Bitcoin and ether concluded December without exhibiting the robust year-end surge that traders typically anticipate, marking a quarter that underscores the volatility inherent in the cryptocurrency market when liquidity is low and risk appetite diminishes. The so-called ‘Santa rally’ failed to manifest, as bitcoin struggled to regain significant levels only to face recurrent selling pressure, while ether and other large-cap tokens followed suit on a downward trajectory.
The data suggests that Bitcoin is poised to finish December with a substantial decline of approximately 22%, representing its worst monthly performance since December 2018. Ether, on the other hand, is projected to end the fourth quarter of 2025 down 28.07%, as indicated by analytics from CoinGlass. A ‘Santa rally’ typically refers to a pattern in which markets experience a rise in the final weeks of December and early January, driven by low liquidity, year-end portfolio adjustments, and a general positive sentiment associated with the holiday season.
The disappointing close has significant implications, as the cryptocurrency sector has historically depended on strong late-year inflows to build momentum for the beginning of the new year. This December, however, resembles more of a positioning reset rather than the initiation of a bullish trend.
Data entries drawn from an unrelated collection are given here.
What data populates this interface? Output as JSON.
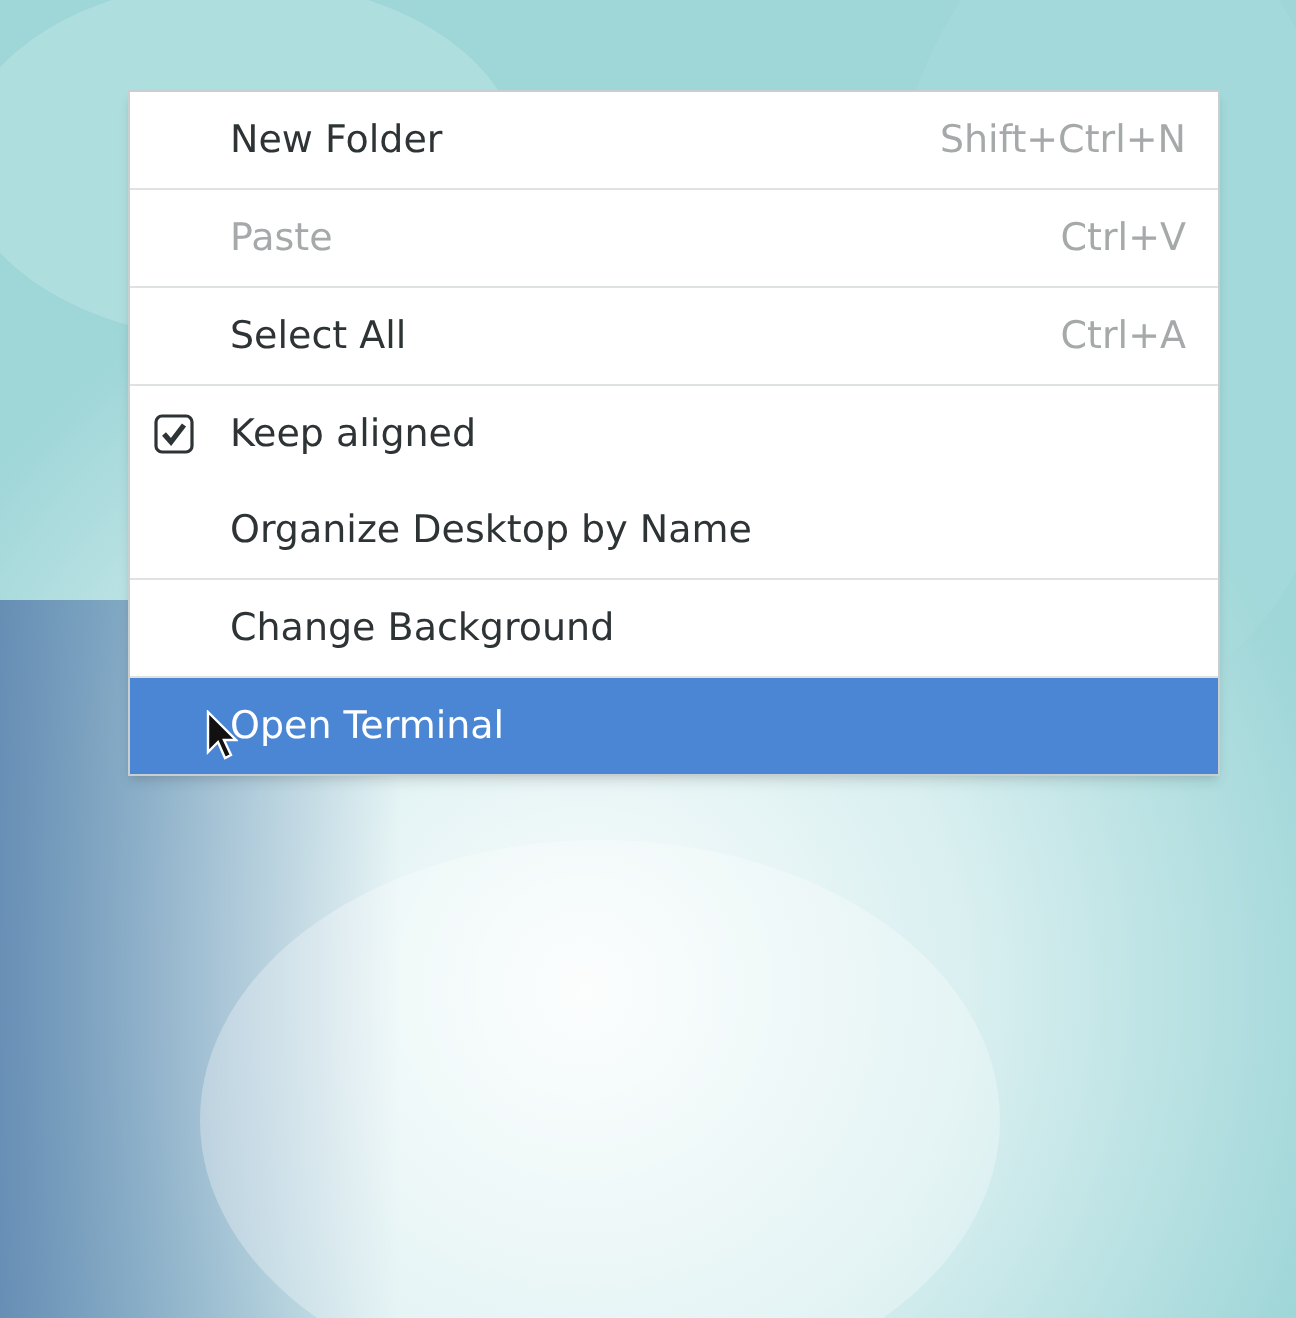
{
  "context_menu": {
    "items": [
      {
        "kind": "item",
        "label": "New Folder",
        "shortcut": "Shift+Ctrl+N",
        "disabled": false,
        "selected": false,
        "separator_before": false
      },
      {
        "kind": "item",
        "label": "Paste",
        "shortcut": "Ctrl+V",
        "disabled": true,
        "selected": false,
        "separator_before": true
      },
      {
        "kind": "item",
        "label": "Select All",
        "shortcut": "Ctrl+A",
        "disabled": false,
        "selected": false,
        "separator_before": true
      },
      {
        "kind": "check",
        "label": "Keep aligned",
        "checked": true,
        "disabled": false,
        "selected": false,
        "separator_before": true
      },
      {
        "kind": "item",
        "label": "Organize Desktop by Name",
        "disabled": false,
        "selected": false,
        "separator_before": false
      },
      {
        "kind": "item",
        "label": "Change Background",
        "disabled": false,
        "selected": false,
        "separator_before": true
      },
      {
        "kind": "item",
        "label": "Open Terminal",
        "disabled": false,
        "selected": true,
        "separator_before": true
      }
    ]
  }
}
The negative performance in Bitcoin during the fourth quarter shifts the overall sentiment to a “risk-off” stance, in stark contrast to previous cycles that favored a “risk-on” approach.
In juxtaposition, precious metals have displayed a markedly different trend. Gold has surged to new record highs, buoyed by expectations for interest rate cuts and ongoing geopolitical tensions. Likewise, silver and platinum have also achieved significant gains, with gold benefiting from steady demand from central banks and rising allocations to exchange-traded funds (ETFs). These trends reinforce gold’s position as a secure hedge for investors navigating uncertain waters.
Bitcoin, in contrast, has exhibited characteristics more akin to high-risk assets. Even when macroeconomic indicators suggest a shift toward easier monetary policy, Bitcoin has struggled to maintain its gains without broader market support for riskier assets. This pattern has surfaced consistently throughout late 2025, with upward movements met with quick profit-taking and reduced leverage, particularly during the holiday season. Additionally, heavy selling activities have predominantly occurred during U.S. trading hours as funds look to tidy up their positions.
Compounding this dynamic are volatile yields and an erratic dollar, prompting investors to adopt a capital preservation strategy that typically favors gold first, with speculative assets like Bitcoin following later. As the new year approaches, the upcoming challenge for Bitcoin will be to maintain its recent support levels. Failure to do so may transform the unfulfilled Santa rally into a cautionary signal, indicating a need for a more profound market reset before any potential recovery.